On July 4, 2010, poet Mary Oliver found a whale bone on the beach and wrote a poem about it.
She forged just the right poem for this summer day…
as always giving it a bigger view…(as do these fireworks envisioned by artists.)
Bone July 4, 2010
Understand, I am always trying to figure out
What the soul is,
And where hidden,
And what shape-
And so, last week,
When I found on the beach
The ear bone
Of a pilot whale that may have died
Hundreds of years ago, I thought
Maybe I was close
To discovering something-
For the ear bone
Is the portion that lasts longest
In any of us, man or whale…
And I thought: the soul
Might be like this-
So hard, so necessary-
Yet almost nothing
The gray sea
Was opening and shutting its wave-doors..
I looked but couldn’t see anything
Through its dark-knit glare;
Yet don’t we all know, the golden sand
Is there at the bottom,
Though our eyes have never seen it,
Nor can our hands ever catch it.
Lest we would sift it down
Into fractions, and facts-
And what the soul is, also
I believe I will never quite know.
Though I play at the edges of knowing,
Truly I know
Our part is not knowing,
But looking, and touching, and loving,
Which is the way I walked on,
Through the pale-pink morning light.
Wishing you a joyous Fourth!
Top: Cai Guo-Qiang, One Night Stand: Explosion Event (2013)

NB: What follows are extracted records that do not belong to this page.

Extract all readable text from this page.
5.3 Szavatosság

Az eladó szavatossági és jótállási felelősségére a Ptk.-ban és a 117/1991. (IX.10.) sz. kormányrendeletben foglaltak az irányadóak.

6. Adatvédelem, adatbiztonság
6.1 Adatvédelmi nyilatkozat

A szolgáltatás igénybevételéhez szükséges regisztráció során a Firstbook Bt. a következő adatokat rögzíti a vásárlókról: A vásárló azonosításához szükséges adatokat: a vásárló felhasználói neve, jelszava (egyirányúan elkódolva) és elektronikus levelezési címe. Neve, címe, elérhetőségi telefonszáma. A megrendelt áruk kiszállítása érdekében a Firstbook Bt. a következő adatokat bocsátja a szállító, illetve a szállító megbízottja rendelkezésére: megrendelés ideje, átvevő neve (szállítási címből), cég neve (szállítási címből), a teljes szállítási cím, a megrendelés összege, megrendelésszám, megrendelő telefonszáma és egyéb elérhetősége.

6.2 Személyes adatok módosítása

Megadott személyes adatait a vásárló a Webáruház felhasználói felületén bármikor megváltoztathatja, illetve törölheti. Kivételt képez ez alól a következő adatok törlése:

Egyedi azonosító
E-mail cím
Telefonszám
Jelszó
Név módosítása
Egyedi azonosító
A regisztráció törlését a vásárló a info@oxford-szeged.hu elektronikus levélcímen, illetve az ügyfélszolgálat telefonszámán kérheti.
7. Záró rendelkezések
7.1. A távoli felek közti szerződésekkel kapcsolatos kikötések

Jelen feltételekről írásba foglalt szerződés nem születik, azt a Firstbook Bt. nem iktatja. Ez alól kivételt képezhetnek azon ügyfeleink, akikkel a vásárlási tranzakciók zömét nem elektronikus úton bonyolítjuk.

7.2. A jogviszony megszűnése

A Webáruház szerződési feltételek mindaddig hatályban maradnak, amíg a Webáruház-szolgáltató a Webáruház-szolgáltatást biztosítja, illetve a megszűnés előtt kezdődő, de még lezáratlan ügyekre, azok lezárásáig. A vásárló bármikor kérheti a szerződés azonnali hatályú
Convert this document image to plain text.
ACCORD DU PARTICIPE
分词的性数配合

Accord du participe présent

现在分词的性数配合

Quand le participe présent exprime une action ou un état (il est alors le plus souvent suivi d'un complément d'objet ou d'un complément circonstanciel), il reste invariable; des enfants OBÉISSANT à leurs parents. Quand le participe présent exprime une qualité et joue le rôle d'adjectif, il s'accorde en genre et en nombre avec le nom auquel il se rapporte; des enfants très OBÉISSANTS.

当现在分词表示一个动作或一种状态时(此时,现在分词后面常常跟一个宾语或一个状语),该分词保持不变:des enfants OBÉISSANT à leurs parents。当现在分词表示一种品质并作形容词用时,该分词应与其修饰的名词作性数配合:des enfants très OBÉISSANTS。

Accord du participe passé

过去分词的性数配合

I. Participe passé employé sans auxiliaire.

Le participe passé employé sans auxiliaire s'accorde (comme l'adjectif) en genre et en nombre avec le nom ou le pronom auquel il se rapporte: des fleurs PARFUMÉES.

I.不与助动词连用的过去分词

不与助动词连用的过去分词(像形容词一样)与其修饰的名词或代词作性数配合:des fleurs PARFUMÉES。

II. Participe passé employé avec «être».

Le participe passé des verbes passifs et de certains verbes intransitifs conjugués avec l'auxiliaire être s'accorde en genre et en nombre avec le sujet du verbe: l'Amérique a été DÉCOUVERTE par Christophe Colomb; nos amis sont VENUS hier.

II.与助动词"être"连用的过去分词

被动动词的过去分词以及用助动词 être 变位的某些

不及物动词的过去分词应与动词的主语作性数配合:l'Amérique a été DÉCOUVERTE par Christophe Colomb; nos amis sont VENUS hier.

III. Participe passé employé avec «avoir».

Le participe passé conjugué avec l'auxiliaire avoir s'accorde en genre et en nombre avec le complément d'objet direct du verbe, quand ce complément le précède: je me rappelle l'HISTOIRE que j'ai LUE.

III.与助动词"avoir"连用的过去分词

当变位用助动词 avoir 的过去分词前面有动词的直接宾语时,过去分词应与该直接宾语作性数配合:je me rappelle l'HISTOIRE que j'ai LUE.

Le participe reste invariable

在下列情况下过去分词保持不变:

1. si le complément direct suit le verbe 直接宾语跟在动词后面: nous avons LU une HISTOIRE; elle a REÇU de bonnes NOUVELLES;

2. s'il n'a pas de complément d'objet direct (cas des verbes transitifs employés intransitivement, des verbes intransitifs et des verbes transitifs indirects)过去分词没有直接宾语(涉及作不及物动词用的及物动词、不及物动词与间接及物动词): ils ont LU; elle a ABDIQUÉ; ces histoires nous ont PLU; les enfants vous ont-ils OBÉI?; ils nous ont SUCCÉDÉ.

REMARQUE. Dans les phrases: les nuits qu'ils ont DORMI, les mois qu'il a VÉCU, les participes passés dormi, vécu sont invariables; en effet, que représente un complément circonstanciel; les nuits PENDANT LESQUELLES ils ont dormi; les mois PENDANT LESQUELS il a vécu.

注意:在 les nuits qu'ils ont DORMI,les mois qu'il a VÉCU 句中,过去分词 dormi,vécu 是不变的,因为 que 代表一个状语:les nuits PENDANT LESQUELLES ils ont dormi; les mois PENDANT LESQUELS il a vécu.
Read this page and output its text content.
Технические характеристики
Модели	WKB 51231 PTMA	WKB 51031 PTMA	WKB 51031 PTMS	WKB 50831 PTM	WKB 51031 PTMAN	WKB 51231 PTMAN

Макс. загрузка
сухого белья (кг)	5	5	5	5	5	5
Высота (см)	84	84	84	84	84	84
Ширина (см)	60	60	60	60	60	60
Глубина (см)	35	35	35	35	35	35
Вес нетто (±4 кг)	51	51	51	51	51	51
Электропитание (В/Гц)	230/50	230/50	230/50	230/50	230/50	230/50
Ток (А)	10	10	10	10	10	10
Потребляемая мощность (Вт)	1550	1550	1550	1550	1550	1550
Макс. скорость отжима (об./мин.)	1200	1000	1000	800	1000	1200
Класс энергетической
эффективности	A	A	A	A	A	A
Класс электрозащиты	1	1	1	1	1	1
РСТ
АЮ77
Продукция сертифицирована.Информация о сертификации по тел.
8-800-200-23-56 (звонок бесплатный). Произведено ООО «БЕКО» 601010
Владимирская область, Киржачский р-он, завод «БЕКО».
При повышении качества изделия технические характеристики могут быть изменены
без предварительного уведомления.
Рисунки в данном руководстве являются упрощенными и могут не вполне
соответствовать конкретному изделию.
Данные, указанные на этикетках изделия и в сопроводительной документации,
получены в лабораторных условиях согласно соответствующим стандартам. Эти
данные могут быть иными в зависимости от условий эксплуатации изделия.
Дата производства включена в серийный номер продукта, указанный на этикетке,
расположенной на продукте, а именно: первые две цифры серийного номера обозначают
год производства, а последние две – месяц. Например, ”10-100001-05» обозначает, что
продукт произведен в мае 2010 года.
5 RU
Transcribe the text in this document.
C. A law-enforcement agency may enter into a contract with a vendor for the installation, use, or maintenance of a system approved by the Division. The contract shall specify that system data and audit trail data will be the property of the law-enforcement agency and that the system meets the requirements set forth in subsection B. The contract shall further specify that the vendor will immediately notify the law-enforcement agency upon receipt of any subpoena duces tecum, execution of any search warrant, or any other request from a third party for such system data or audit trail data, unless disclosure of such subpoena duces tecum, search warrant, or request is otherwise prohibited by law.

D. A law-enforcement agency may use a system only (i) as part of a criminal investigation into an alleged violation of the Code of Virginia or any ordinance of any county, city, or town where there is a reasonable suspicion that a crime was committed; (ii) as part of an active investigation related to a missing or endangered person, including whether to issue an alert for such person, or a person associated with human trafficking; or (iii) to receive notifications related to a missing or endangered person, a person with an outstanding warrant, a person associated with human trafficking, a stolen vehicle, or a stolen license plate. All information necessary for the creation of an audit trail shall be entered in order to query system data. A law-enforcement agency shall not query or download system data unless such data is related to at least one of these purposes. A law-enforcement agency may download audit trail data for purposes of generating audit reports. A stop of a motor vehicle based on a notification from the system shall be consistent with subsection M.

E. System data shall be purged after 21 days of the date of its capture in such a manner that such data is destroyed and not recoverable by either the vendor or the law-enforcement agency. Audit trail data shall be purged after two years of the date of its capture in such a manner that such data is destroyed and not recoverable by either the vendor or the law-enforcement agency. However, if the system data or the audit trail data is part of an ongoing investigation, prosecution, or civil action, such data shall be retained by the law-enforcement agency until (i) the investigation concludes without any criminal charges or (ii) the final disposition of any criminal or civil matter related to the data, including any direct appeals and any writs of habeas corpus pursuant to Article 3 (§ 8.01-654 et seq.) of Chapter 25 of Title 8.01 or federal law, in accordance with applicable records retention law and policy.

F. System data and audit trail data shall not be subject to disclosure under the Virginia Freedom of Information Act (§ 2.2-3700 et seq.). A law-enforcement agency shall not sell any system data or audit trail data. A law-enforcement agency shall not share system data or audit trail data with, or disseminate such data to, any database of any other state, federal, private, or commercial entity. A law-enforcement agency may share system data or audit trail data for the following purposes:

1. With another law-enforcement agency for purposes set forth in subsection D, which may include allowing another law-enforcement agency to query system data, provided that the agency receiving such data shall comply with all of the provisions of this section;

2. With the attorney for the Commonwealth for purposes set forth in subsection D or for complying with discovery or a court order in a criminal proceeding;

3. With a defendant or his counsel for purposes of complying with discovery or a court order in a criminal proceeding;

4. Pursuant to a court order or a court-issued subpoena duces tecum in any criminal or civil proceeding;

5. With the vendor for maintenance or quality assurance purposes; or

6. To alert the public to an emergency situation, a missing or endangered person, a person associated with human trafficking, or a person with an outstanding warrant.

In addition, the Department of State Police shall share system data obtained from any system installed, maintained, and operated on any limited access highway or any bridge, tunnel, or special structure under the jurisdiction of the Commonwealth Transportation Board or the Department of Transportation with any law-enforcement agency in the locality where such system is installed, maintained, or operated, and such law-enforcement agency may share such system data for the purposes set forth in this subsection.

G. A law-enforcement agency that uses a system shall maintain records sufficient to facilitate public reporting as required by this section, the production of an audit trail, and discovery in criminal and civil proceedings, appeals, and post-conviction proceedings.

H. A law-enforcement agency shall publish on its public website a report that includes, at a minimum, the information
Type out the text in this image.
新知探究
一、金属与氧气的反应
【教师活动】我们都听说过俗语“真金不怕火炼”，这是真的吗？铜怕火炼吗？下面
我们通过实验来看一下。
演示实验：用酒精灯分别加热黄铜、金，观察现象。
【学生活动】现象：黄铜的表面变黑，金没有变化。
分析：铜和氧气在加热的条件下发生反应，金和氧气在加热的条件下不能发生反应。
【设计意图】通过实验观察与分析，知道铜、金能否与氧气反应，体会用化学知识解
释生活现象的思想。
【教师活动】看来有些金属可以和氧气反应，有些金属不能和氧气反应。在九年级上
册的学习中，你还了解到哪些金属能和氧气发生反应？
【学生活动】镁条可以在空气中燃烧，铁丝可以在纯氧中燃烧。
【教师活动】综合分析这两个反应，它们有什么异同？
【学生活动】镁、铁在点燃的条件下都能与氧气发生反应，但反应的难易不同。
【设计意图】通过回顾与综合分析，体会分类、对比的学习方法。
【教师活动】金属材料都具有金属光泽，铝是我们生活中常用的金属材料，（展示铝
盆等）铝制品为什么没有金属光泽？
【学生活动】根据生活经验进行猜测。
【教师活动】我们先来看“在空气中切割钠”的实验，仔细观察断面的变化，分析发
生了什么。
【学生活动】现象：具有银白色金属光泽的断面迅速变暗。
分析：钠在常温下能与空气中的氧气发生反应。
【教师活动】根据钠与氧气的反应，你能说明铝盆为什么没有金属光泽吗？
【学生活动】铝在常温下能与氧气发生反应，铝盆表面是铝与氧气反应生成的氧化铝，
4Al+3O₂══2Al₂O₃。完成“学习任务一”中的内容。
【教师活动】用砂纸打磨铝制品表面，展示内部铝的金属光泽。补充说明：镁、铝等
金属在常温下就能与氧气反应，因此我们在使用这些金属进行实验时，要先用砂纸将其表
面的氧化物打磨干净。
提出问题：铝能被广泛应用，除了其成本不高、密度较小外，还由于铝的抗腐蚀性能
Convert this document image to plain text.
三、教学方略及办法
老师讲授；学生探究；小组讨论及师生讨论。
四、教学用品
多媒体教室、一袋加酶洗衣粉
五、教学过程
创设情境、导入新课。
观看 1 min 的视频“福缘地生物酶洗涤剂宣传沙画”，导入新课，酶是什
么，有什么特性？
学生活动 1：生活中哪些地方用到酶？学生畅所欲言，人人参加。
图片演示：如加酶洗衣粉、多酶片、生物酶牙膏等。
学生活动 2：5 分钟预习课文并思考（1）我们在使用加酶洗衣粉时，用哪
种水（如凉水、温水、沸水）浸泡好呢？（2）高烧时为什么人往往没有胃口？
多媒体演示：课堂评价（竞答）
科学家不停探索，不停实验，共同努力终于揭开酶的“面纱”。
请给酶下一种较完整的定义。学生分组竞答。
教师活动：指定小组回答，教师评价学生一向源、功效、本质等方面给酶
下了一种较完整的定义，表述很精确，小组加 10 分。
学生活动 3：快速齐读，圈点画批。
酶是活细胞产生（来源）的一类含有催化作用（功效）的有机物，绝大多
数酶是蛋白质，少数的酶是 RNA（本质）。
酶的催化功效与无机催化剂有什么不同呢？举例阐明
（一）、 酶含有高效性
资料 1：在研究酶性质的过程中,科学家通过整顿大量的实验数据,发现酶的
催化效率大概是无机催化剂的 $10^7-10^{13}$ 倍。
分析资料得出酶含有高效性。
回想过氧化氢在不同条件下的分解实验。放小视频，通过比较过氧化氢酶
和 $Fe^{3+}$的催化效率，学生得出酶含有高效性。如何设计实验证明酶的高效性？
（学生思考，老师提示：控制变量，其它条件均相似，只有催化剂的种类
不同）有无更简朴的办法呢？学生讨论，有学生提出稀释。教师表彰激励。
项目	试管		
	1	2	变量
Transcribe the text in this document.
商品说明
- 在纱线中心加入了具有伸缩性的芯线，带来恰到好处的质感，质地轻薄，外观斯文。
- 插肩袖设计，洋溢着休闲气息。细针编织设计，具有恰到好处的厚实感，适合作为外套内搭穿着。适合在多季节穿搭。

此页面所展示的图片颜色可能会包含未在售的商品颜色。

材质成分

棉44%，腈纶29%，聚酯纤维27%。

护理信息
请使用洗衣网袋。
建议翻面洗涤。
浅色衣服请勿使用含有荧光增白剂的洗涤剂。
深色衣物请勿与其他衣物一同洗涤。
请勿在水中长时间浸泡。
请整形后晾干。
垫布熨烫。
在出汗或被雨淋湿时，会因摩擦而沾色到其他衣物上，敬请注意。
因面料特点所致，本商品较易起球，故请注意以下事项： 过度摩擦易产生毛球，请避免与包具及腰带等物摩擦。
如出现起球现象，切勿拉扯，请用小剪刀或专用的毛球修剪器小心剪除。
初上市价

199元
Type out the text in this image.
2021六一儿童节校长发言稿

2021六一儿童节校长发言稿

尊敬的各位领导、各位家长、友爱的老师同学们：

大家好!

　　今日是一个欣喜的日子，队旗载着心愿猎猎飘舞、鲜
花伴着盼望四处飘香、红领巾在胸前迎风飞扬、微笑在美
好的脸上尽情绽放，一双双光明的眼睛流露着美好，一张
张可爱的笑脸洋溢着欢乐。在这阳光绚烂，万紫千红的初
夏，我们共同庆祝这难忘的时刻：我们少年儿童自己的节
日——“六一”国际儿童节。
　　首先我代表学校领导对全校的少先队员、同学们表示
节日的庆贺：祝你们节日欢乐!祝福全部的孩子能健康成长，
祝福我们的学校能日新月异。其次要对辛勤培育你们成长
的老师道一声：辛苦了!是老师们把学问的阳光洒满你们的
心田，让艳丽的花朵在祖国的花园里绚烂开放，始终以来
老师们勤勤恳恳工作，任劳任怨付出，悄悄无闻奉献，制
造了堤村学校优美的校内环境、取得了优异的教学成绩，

Middle: Giacomo Balla, Fireworks (1915) Italian Futurist Giacomo Balla conceived of his fireworks as a performance—he constructed a set made of solid geometric wood forms covered in fabric and colored paper. Inside these pyramid and prism forms, he placed electric lights, which operated rhythmically and creating unexpected movement and other effects. Set to the music of Igor Stravinsky, his goal was to evoke “the moods of fireworks,” rather than create a replica.